Tra coloro che mandano i figli al nido, il 48% ha usufruito del servizio pubblico, il 40% ha utilizzato un asilo nido privato».

Così prosegue il rapporto. L’unica forma di supporto per molti, il 58% delle madri, sono i nonni che si prestano a curare i nipoti durante il giorno.
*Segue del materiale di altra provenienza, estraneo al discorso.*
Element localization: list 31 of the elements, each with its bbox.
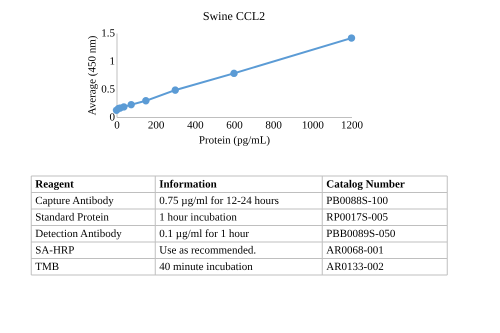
y-tick-label: 1.5	[101, 28, 116, 40]
y-axis-title: Average (450 nm)	[86, 35, 98, 116]
text: RP0017S-005	[326, 211, 388, 224]
x-tick-label: 200	[148, 120, 165, 132]
text: Information	[159, 178, 217, 190]
x-tick-label: 600	[226, 120, 244, 132]
text: 40 minute incubation	[159, 260, 254, 273]
text: 0.75 µg/ml for 12-24 hours	[159, 194, 279, 207]
text: PBB0089S-050	[326, 228, 396, 240]
text: AR0133-002	[326, 260, 384, 273]
text: Detection Antibody	[35, 228, 122, 240]
text: AR0068-001	[326, 244, 384, 256]
text: Use as recommended.	[159, 244, 256, 256]
y-tick-label: 1	[110, 56, 115, 68]
text: Catalog Number	[326, 178, 405, 190]
x-tick-label: 400	[187, 120, 204, 132]
chart-title: Swine CCL2	[202, 9, 266, 23]
text: 1 hour incubation	[159, 211, 238, 224]
text: PB0088S-100	[326, 194, 388, 207]
x-tick-label: 1000	[302, 120, 324, 132]
text: Reagent	[35, 178, 74, 190]
text: TMB	[35, 260, 60, 273]
x-axis-title: Protein (pg/mL)	[198, 134, 270, 146]
x-tick-label: 800	[265, 120, 282, 132]
y-tick-label: 0	[110, 112, 116, 124]
text: SA-HRP	[35, 244, 74, 256]
text: 0.1 µg/ml for 1 hour	[159, 228, 250, 240]
y-tick-label: 0.5	[101, 84, 116, 96]
text: Capture Antibody	[35, 194, 114, 207]
text: Standard Protein	[35, 211, 110, 224]
x-tick-label: 1200	[341, 120, 364, 132]
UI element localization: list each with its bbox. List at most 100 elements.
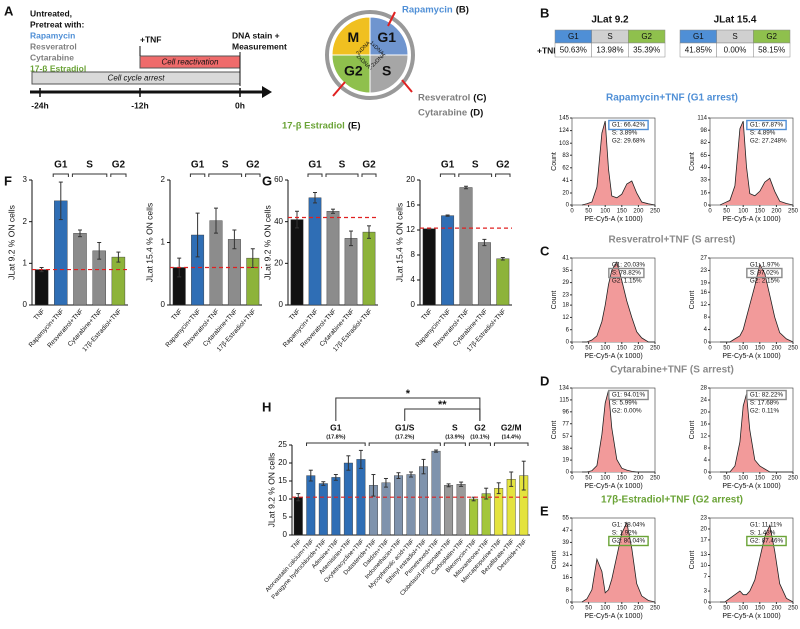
bar	[444, 485, 454, 536]
x-tick-label: 50	[585, 209, 592, 215]
group-bracket	[468, 442, 491, 446]
histogram-line	[720, 523, 794, 603]
time-label: -24h	[31, 100, 48, 110]
x-tick-label: 200	[633, 346, 644, 352]
bar	[111, 256, 126, 306]
group-label: G2	[496, 160, 510, 171]
y-tick-label: 10	[278, 494, 287, 503]
intro-text: Pretreat with:	[30, 19, 84, 29]
y-tick-label: 16	[700, 422, 707, 428]
y-tick-label: 4	[704, 458, 708, 464]
phase-sector	[369, 54, 409, 94]
y-tick-label: 0	[704, 340, 708, 346]
bar	[362, 231, 376, 306]
y-tick-label: 40	[274, 217, 283, 226]
y-tick-label: 38	[562, 446, 569, 452]
x-tick-label: 250	[650, 346, 661, 352]
y-tick-label: 82	[700, 140, 707, 146]
arrest-label: Cell cycle arrest	[108, 74, 166, 83]
panel-label: B	[540, 5, 549, 20]
y-axis-label: JLat 9.2 % ON cells	[266, 453, 276, 528]
y-tick-label: 1	[23, 258, 28, 267]
y-tick-label: 83	[562, 153, 569, 159]
x-tick-label: TNF	[288, 308, 302, 322]
gate-stat: G2: 0.11%	[750, 408, 780, 415]
table-value: 58.15%	[758, 46, 785, 55]
y-tick-label: 0	[283, 530, 288, 539]
phase-name: G1	[377, 29, 396, 45]
x-tick-label: 200	[771, 476, 782, 482]
x-tick-label: 250	[788, 476, 799, 482]
y-tick-label: 17	[700, 537, 707, 543]
x-tick-label: 150	[755, 476, 766, 482]
y-tick-label: 12	[562, 315, 569, 321]
bar	[308, 197, 322, 306]
x-axis-label: PE-Cy5-A (x 1000)	[722, 613, 780, 620]
bar	[494, 488, 504, 536]
gate-highlight	[746, 535, 787, 547]
panel-label: H	[262, 399, 271, 414]
group-share: (13.9%)	[445, 434, 464, 440]
x-axis-label: PE-Cy5-A (x 1000)	[584, 483, 642, 490]
histogram-fill	[719, 394, 793, 472]
bar	[431, 450, 441, 536]
gate-highlight	[746, 389, 787, 401]
bar	[318, 483, 328, 536]
table-title: JLat 15.4	[714, 15, 757, 26]
value-cell	[628, 42, 666, 58]
y-tick-label: 18	[562, 303, 569, 309]
y-tick-label: 57	[562, 434, 569, 440]
x-tick-label: TNF	[33, 308, 47, 322]
group-bracket	[245, 173, 261, 177]
inhibitor-mark	[387, 11, 396, 27]
x-tick-label: 100	[600, 346, 611, 352]
panel-label: E	[540, 503, 549, 518]
group-share: (17.8%)	[326, 434, 345, 440]
header-text: G2	[766, 32, 777, 41]
group-label: G2	[474, 422, 486, 432]
gate-stat: G1: 82.22%	[750, 392, 784, 399]
y-axis-label: Count	[551, 421, 558, 440]
y-tick-label: 77	[562, 421, 569, 427]
x-axis-label: PE-Cy5-A (x 1000)	[584, 613, 642, 620]
x-tick-label: Cytarabine+TNF	[67, 308, 104, 348]
y-tick-label: 31	[562, 552, 569, 558]
table-value: 0.00%	[724, 46, 747, 55]
histogram-line	[581, 120, 656, 206]
group-label: S	[86, 160, 93, 171]
inhibitor-name: Cytarabine	[418, 108, 467, 119]
y-tick-label: 20	[562, 191, 569, 197]
y-tick-label: 98	[700, 128, 707, 134]
group-bracket	[325, 173, 359, 177]
y-tick-label: 33	[700, 177, 707, 183]
y-tick-label: 39	[562, 540, 569, 546]
inhibitor-ref: (B)	[456, 5, 469, 16]
y-tick-label: 0	[161, 300, 166, 309]
y-tick-label: 35	[562, 268, 569, 274]
phase-name: S	[382, 62, 391, 78]
group-label: G2	[112, 160, 126, 171]
time-label: -12h	[131, 100, 148, 110]
histogram-line	[720, 393, 793, 473]
group-label: G2/M	[501, 422, 522, 432]
inhibitor-name: 17-β Estradiol	[282, 121, 345, 132]
y-tick-label: 8	[566, 587, 570, 593]
group-bracket	[110, 173, 127, 177]
gate-stat: S: 97.02%	[750, 270, 779, 277]
gate-highlight	[608, 119, 649, 131]
histogram-fill	[719, 121, 793, 205]
table-value: 35.39%	[633, 46, 660, 55]
drug-name: Rapamycin	[30, 30, 75, 40]
gate-stat: G1: 94.01%	[612, 392, 646, 399]
y-tick-label: 0	[704, 600, 708, 606]
group-label: S	[339, 160, 346, 171]
x-tick-label: TNF	[170, 308, 184, 322]
x-tick-label: 50	[585, 476, 592, 482]
time-label: 0h	[235, 100, 245, 110]
bar	[331, 477, 341, 536]
gate-highlight	[608, 535, 649, 547]
y-tick-label: 60	[274, 175, 283, 184]
y-tick-label: 15	[278, 476, 287, 485]
group-bracket	[306, 442, 366, 446]
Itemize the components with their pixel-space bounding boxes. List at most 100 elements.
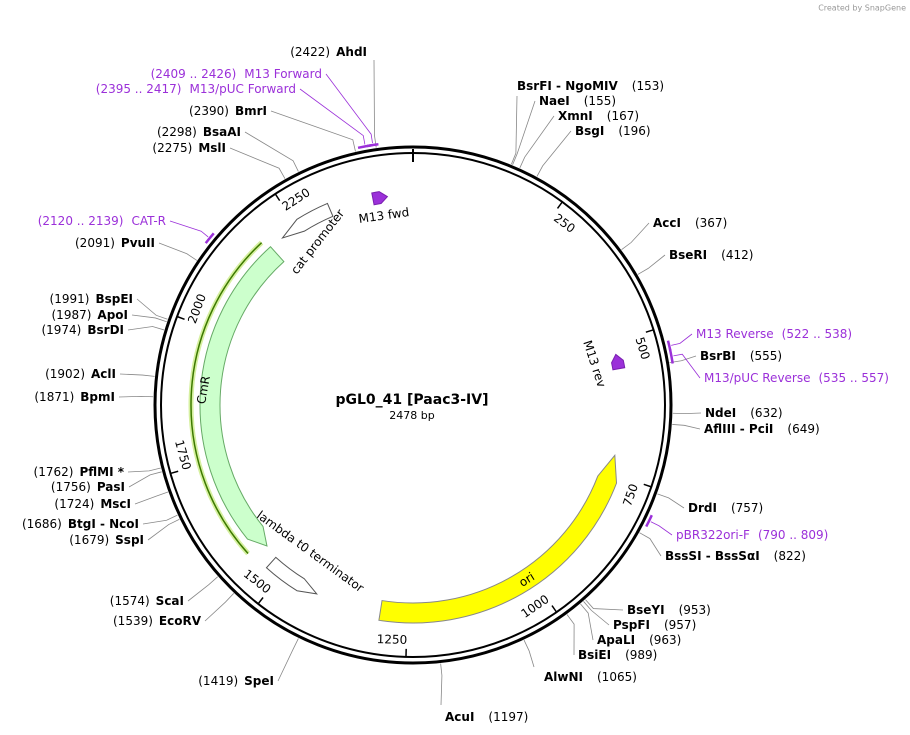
enzyme-name: BpmI	[80, 390, 115, 404]
feature-label: M13 fwd	[358, 205, 410, 226]
enzyme-label: (1419) SpeI	[198, 674, 274, 688]
enzyme-site: (196)	[618, 124, 650, 138]
enzyme-site: (1724)	[54, 497, 94, 511]
tick-mark	[170, 470, 179, 475]
enzyme-site: (963)	[649, 633, 681, 647]
enzyme-name: AlwNI	[544, 670, 583, 684]
tick-label: 1250	[377, 632, 408, 647]
enzyme-label: BsiEI (989)	[578, 648, 657, 662]
enzyme-label: (2298) BsaAI	[157, 125, 241, 139]
enzyme-name: PspFI	[613, 618, 650, 632]
enzyme-site: (1197)	[488, 710, 528, 724]
enzyme-label: (1756) PasI	[51, 480, 125, 494]
tick-label: 500	[633, 335, 653, 361]
enzyme-name: SspI	[115, 533, 144, 547]
enzyme-label: (1574) ScaI	[110, 594, 184, 608]
enzyme-site: (1987)	[52, 308, 92, 322]
enzyme-leader	[158, 242, 198, 261]
enzyme-leader	[672, 424, 701, 430]
enzyme-leader	[657, 493, 685, 509]
primer-leader	[299, 88, 366, 145]
enzyme-name: BseYI	[627, 603, 665, 617]
feature-arrow	[378, 454, 618, 624]
tick-label: 750	[620, 482, 641, 508]
primer-name: CAT-R	[131, 214, 166, 228]
enzyme-label: BsrFI - NgoMIV (153)	[517, 79, 664, 93]
enzyme-name: BsrFI - NgoMIV	[517, 79, 618, 93]
primer-name: M13 Forward	[244, 67, 322, 81]
enzyme-leader	[672, 412, 702, 415]
enzyme-leader	[523, 639, 535, 668]
enzyme-name: NdeI	[705, 406, 736, 420]
enzyme-label: BssSI - BssSαI (822)	[665, 549, 806, 563]
enzyme-leader	[621, 222, 650, 251]
primer-label: (2120 .. 2139) CAT-R	[38, 214, 166, 228]
feature-arrow	[281, 202, 334, 239]
enzyme-label: BseRI (412)	[669, 248, 753, 262]
enzyme-name: AcuI	[445, 710, 474, 724]
enzyme-site: (1991)	[50, 292, 90, 306]
enzyme-site: (649)	[787, 422, 819, 436]
tick-mark	[176, 315, 185, 321]
enzyme-site: (757)	[731, 501, 763, 515]
primer-leader	[671, 333, 693, 346]
primer-range: (2409 .. 2426)	[151, 67, 237, 81]
feature-arrow	[371, 191, 389, 206]
enzyme-name: AflIII - PciI	[704, 422, 773, 436]
tick-label: 1500	[241, 567, 274, 597]
primer-range: (535 .. 557)	[819, 371, 889, 385]
enzyme-leader	[512, 100, 536, 165]
primer-name: M13/pUC Forward	[189, 82, 296, 96]
enzyme-site: (1871)	[34, 390, 74, 404]
enzyme-leader	[519, 115, 555, 169]
enzyme-leader	[637, 254, 666, 275]
enzyme-site: (957)	[664, 618, 696, 632]
tick-mark	[643, 483, 652, 488]
enzyme-label: ApaLI (963)	[597, 633, 681, 647]
enzyme-leader	[118, 395, 154, 398]
enzyme-leader	[583, 601, 610, 626]
enzyme-site: (1539)	[113, 614, 153, 628]
enzyme-name: BsiEI	[578, 648, 611, 662]
enzyme-label: (1902) AclI	[45, 367, 116, 381]
enzyme-site: (1679)	[69, 533, 109, 547]
enzyme-label: AlwNI (1065)	[544, 670, 637, 684]
primer-range: (2120 .. 2139)	[38, 214, 124, 228]
enzyme-name: PasI	[97, 480, 125, 494]
enzyme-label: NaeI (155)	[539, 94, 616, 108]
enzyme-leader	[119, 373, 155, 377]
enzyme-leader	[127, 467, 161, 473]
enzyme-site: (2298)	[157, 125, 197, 139]
enzyme-site: (1419)	[198, 674, 238, 688]
enzyme-leader	[510, 95, 518, 165]
enzyme-site: (1974)	[41, 323, 81, 337]
primer-label: (2409 .. 2426) M13 Forward	[151, 67, 322, 81]
enzyme-label: NdeI (632)	[705, 406, 783, 420]
tick-mark	[257, 597, 264, 605]
enzyme-site: (1756)	[51, 480, 91, 494]
tick-mark	[556, 201, 563, 209]
tick-label: 2250	[279, 185, 312, 213]
enzyme-site: (989)	[625, 648, 657, 662]
enzyme-site: (1902)	[45, 367, 85, 381]
enzyme-name: BspEI	[95, 292, 133, 306]
enzyme-site: (953)	[679, 603, 711, 617]
enzyme-name: SpeI	[244, 674, 274, 688]
enzyme-name: BsaAI	[203, 125, 241, 139]
tick-mark	[645, 329, 654, 333]
enzyme-leader	[229, 147, 286, 179]
enzyme-name: EcoRV	[159, 614, 202, 628]
primer-label: pBR322ori-F (790 .. 809)	[676, 528, 828, 542]
enzyme-name: BmrI	[235, 104, 267, 118]
enzyme-label: AcuI (1197)	[445, 710, 528, 724]
primer-leader	[325, 73, 373, 144]
primer-label: M13 Reverse (522 .. 538)	[696, 327, 852, 341]
primer-site	[645, 514, 653, 528]
enzyme-name: BsrBI	[700, 349, 736, 363]
enzyme-leader	[244, 131, 299, 172]
enzyme-site: (155)	[584, 94, 616, 108]
feature-arrow	[611, 353, 626, 371]
enzyme-name: AclI	[91, 367, 116, 381]
tick-mark	[551, 605, 558, 613]
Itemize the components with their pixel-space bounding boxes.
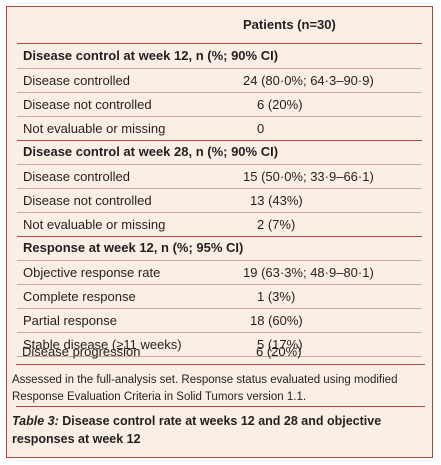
divider (17, 284, 422, 285)
row-value: 18 (60%) (250, 313, 303, 328)
section-rule (17, 236, 422, 237)
divider (17, 332, 422, 333)
table-bottom-rule (16, 364, 425, 365)
row-label: Disease not controlled (23, 97, 152, 112)
section-rule (17, 140, 422, 141)
table-row: Complete response 1 (3%) (17, 285, 422, 308)
row-value: 2 (7%) (257, 217, 296, 232)
row-label: Disease not controlled (23, 193, 152, 208)
row-value: 5 (17%) (257, 337, 303, 352)
divider (17, 212, 422, 213)
row-value: 13 (43%) (250, 193, 303, 208)
column-header-patients: Patients (n=30) (243, 17, 336, 32)
table-caption: Table 3: Disease control rate at weeks 1… (12, 412, 417, 448)
divider (17, 308, 422, 309)
table-row: Partial response 18 (60%) (17, 309, 422, 332)
divider (17, 92, 422, 93)
row-value: 15 (50·0%; 33·9–66·1) (243, 169, 374, 184)
header-rule (17, 43, 422, 44)
row-label: Complete response (23, 289, 136, 304)
table-row: Disease progression 6 (20%) (16, 340, 425, 363)
row-label: Objective response rate (23, 265, 161, 280)
table-row: Objective response rate 19 (63·3%; 48·9–… (17, 261, 422, 284)
row-label: Disease controlled (23, 169, 130, 184)
row-value: 6 (20%) (256, 344, 302, 359)
divider (17, 68, 422, 69)
row-label: Stable disease (≥11 weeks) (23, 337, 182, 352)
table-row: Disease controlled 15 (50·0%; 33·9–66·1) (17, 165, 422, 188)
row-value: 0 (257, 121, 265, 136)
divider (17, 188, 422, 189)
table-row: Stable disease (≥11 weeks) 5 (17%) (17, 333, 422, 356)
section-title: Disease control at week 28, n (%; 90% CI… (23, 144, 279, 159)
caption-label: Table 3: (12, 414, 59, 428)
caption-text: Disease control rate at weeks 12 and 28 … (12, 414, 382, 446)
section-title: Response at week 12, n (%; 95% CI) (23, 240, 244, 255)
table-row: Not evaluable or missing 2 (7%) (17, 213, 422, 236)
row-value: 1 (3%) (257, 289, 296, 304)
row-label: Disease progression (22, 344, 141, 359)
row-value: 19 (63·3%; 48·9–80·1) (243, 265, 374, 280)
table-header: Patients (n=30) (7, 7, 432, 43)
row-label: Not evaluable or missing (23, 121, 166, 136)
divider (17, 356, 422, 357)
row-value: 24 (80·0%; 64·3–90·9) (243, 73, 374, 88)
caption-rule (16, 406, 425, 407)
divider (17, 116, 422, 117)
divider (17, 260, 422, 261)
table-panel: Patients (n=30) Disease control at week … (6, 6, 433, 458)
table-row: Not evaluable or missing 0 (17, 117, 422, 140)
divider (17, 164, 422, 165)
table-row: Disease controlled 24 (80·0%; 64·3–90·9) (17, 69, 422, 92)
section-title: Disease control at week 12, n (%; 90% CI… (23, 48, 279, 63)
row-label: Not evaluable or missing (23, 217, 166, 232)
row-value: 6 (20%) (257, 97, 303, 112)
row-label: Disease controlled (23, 73, 130, 88)
table-footnote: Assessed in the full-analysis set. Respo… (12, 374, 398, 403)
table-row: Disease not controlled 13 (43%) (17, 189, 422, 212)
row-label: Partial response (23, 313, 117, 328)
table-row: Disease not controlled 6 (20%) (17, 93, 422, 116)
La flessibilità diventa essenziale

Il rapporto dell’Inapp indaga anche le soluzioni alla dispersione del lavoro femminile cercando proposte dagli intervistati. Un quarto di questi pensa che un orario di lavoro flessibile sia importantissimo. Per il 10%, con una maggioranza di donne, sarebbero risolutive forme di telelavoro o smart working. Il part-time è ritenuto un’ottima soluzione dal 12,4% dalle donne rispetto al 7,9% degli uomini. Ancora una volta sono di più le donne a sfruttare i congedi parentali: il 68,6% contro il 26,9% uomini.

Si intuisce quindi come l’accudimento di figli e genitori anziani e/o familiari malati pesino in particolare sulle donne, creando un ostacolo alla crescita del lavoro femminile. Come aggiunge Sebastiano Fadda:

«Il cambio richiede un’organica convergenza delle politiche fiscali, di welfare, per la famiglia per sostenere le scelte di procreare e allevare figli e l’effettiva parità di genere in tutta la vita lavorativa e sociale, e anche pensionistica».